При этом даже если США не располагают такими финансовыми ресурсами, выделенными для региона, как у Китая, и социальными и политическими связями, как у России, Манкофф убежден, что американская помощь может существенно помочь развитию Центральной Азии, обладая ноу-хау, институциональным опытом, знаниями о том, как стимулировать торговлю, развивать инвестиционный климат. США предлагают помощь в развитии мягкой инфраструктуры, а не инфраструктуры физической.
Сафранчук предлагает более внимательно смотреть на усилия стран Центральной Азии по индустриализации и поддержать их желание модернизации. При этом индустриализация неизбежно потребует открытия рынков для того, чтобы помочь экспорту. И по этой причине даже в Узбекистане, по мнению Сафранчука, возможна некоторая экономическая либерализация. В любом случае, сама идея connectivity и получения выгод от транзита торговли и коммуникаций обуславливает открытость к внешним партнерам.
Сафранчук считает, что Россия уже задействована в прямом инвестировании в индустриальный сектор стран-партнеров по ЕАЭС и эти инвестиции взаимовыгодны как для стран-парнеров, так и для самой России. Это отличает Россию от Китая, который пока не проявляет интереса в развитии индустриальных секторов стран Центральной Азии и ограничивается продвижением своей рабочей силы в регионе. Россия и Китай говорят не о слиянии своих проектов, а о «сопряжении» – это осторожный термин. По мнению Сафранчука, Россия и Китая не должны соединять свои проекты в один, они должны найти компромисс по взаимным уступкам.

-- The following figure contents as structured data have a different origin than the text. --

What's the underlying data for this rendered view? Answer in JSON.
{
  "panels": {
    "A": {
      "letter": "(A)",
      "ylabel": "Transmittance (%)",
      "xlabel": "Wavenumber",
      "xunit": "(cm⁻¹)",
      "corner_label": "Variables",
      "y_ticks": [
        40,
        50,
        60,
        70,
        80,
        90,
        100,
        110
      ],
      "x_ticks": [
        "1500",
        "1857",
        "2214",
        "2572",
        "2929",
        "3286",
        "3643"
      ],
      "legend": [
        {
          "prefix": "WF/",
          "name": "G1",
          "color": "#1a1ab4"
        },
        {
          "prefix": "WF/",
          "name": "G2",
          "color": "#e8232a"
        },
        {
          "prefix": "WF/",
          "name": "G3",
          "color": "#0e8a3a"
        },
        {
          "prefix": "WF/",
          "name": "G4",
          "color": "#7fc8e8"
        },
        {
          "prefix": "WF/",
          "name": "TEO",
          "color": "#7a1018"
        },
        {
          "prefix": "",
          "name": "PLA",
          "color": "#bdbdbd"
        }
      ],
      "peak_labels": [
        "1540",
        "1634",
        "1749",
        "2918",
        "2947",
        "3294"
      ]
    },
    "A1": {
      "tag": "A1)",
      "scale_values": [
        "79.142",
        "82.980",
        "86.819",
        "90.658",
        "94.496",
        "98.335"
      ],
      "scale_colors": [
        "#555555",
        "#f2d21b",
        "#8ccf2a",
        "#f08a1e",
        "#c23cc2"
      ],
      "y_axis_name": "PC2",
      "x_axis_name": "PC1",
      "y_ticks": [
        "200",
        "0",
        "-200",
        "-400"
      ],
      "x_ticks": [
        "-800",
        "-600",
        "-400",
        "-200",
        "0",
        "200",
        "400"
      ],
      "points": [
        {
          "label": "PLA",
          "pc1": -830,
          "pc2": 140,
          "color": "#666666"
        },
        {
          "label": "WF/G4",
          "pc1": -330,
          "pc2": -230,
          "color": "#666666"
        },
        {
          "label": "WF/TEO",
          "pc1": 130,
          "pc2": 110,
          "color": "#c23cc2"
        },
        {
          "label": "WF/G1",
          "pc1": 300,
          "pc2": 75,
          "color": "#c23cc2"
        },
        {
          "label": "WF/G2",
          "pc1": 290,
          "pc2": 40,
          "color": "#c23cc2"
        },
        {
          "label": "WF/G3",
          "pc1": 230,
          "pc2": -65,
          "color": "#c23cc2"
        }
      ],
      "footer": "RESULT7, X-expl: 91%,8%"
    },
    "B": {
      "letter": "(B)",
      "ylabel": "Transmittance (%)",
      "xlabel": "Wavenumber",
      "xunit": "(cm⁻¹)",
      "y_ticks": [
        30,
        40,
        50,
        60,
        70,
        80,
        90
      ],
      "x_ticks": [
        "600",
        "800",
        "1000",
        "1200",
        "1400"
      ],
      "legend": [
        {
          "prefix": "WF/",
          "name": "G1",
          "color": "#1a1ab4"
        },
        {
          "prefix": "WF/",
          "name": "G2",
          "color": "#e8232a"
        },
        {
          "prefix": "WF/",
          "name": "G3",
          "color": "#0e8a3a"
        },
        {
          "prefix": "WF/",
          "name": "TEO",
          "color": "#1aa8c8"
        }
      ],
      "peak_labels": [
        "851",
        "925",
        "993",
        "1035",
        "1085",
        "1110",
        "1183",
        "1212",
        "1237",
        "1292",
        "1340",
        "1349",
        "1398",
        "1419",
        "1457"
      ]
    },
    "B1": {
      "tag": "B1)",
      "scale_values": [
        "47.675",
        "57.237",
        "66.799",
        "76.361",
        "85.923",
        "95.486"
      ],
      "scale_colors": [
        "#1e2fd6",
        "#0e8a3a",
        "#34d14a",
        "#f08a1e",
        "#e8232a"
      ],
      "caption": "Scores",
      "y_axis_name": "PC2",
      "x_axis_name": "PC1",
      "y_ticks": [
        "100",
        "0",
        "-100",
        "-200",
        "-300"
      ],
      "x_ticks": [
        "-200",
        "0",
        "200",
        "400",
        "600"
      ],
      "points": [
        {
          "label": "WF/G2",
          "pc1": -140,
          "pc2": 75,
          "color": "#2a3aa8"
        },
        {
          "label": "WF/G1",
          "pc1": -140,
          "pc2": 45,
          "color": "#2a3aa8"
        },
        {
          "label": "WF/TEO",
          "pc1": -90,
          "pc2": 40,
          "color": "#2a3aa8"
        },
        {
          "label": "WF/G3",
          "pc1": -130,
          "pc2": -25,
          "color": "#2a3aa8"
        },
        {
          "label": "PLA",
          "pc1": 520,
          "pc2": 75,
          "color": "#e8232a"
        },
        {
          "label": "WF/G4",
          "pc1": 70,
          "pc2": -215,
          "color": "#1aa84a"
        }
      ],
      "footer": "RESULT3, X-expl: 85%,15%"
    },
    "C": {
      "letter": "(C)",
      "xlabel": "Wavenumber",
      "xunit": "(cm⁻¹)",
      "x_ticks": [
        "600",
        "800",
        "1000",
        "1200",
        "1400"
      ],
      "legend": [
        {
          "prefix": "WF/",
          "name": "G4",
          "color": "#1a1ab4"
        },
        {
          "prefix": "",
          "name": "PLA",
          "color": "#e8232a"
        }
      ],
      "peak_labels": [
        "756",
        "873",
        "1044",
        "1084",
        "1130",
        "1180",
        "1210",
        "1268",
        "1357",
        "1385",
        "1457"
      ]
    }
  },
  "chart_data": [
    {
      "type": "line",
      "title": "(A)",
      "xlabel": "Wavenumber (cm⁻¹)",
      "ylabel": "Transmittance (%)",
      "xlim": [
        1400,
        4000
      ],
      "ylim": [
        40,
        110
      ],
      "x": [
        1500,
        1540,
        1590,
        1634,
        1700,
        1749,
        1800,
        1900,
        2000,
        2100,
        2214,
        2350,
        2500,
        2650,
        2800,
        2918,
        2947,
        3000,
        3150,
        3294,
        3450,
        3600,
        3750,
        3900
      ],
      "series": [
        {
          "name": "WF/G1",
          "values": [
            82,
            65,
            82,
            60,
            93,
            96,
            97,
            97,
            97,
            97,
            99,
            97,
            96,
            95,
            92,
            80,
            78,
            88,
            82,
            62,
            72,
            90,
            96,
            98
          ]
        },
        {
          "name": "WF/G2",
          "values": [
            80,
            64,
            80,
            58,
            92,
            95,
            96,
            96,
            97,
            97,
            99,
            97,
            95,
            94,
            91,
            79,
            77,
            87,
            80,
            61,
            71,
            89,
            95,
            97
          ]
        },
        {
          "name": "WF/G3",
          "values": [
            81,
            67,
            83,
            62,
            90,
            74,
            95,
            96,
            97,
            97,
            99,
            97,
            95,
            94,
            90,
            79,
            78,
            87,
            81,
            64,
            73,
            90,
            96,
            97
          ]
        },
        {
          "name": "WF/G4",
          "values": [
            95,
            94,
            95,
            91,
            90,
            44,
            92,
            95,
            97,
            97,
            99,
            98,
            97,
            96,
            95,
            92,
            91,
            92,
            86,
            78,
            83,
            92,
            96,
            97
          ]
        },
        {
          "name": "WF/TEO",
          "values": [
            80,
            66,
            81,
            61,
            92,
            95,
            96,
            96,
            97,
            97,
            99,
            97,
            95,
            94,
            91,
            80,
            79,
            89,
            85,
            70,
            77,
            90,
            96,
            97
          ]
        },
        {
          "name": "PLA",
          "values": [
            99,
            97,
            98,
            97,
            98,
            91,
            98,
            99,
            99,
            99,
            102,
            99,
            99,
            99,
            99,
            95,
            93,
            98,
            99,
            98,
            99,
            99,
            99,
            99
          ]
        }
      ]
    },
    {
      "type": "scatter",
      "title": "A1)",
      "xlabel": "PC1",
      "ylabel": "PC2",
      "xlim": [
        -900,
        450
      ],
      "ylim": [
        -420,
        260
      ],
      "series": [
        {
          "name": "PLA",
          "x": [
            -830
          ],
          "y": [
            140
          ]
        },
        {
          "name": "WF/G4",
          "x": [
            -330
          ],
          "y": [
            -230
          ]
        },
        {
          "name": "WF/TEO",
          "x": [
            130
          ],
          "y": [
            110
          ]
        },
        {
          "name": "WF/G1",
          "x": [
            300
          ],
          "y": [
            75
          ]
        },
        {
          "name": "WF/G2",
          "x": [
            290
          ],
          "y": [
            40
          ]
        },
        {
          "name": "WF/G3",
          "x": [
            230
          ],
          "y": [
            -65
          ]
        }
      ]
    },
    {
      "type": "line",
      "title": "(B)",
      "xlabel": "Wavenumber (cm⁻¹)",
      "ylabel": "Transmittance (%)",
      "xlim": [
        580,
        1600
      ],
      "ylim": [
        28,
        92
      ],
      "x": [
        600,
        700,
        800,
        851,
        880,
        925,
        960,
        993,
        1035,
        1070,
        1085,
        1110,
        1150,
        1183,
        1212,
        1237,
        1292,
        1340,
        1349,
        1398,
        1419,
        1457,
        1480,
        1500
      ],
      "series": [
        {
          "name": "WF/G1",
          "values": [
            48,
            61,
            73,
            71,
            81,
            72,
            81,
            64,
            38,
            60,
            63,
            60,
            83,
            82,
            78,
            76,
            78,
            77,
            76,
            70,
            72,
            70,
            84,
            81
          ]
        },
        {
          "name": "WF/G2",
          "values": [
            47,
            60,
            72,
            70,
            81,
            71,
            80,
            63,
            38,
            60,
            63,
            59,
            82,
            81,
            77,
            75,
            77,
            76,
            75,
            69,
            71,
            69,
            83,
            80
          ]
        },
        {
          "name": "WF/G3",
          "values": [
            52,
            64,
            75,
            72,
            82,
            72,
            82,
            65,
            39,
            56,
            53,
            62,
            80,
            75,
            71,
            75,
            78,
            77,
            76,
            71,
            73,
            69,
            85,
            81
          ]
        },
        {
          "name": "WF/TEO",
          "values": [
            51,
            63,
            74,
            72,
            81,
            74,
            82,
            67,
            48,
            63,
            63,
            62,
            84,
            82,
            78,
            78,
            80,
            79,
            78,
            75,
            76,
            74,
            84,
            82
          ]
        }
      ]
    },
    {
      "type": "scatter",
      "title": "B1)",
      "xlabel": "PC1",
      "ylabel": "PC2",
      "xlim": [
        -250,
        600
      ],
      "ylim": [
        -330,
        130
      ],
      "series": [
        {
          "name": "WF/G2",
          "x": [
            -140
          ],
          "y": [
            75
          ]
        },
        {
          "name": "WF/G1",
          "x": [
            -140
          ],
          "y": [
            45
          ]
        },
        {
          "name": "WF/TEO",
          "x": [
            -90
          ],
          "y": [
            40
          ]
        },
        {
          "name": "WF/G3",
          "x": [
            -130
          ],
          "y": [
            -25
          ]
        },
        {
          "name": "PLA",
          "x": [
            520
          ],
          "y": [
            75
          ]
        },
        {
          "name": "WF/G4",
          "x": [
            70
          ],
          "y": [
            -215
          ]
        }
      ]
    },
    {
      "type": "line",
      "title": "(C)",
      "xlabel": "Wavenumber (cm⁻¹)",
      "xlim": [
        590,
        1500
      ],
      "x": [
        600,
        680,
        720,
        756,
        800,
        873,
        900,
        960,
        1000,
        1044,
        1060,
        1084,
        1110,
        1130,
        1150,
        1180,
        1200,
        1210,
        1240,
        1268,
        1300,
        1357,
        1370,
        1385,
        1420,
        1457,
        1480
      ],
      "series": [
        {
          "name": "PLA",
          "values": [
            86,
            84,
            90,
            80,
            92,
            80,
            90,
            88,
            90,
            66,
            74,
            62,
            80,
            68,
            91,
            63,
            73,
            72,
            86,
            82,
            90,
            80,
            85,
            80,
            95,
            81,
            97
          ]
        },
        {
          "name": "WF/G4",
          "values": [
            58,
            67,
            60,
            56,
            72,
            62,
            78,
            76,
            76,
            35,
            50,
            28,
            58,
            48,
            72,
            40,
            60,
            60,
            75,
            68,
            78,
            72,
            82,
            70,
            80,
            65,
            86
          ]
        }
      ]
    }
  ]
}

У России может быть три круга интересов, подытоживает Сафранчук: круг политического суверенитета, то есть текущие границы России, круг соглашений по безопасности, то есть, в каком-то смысле, политические границы России, и круг соглашений по экономике. Все три круга могут не совпадать, но границы соглашений по безопасности и экономике более или менее совпадают.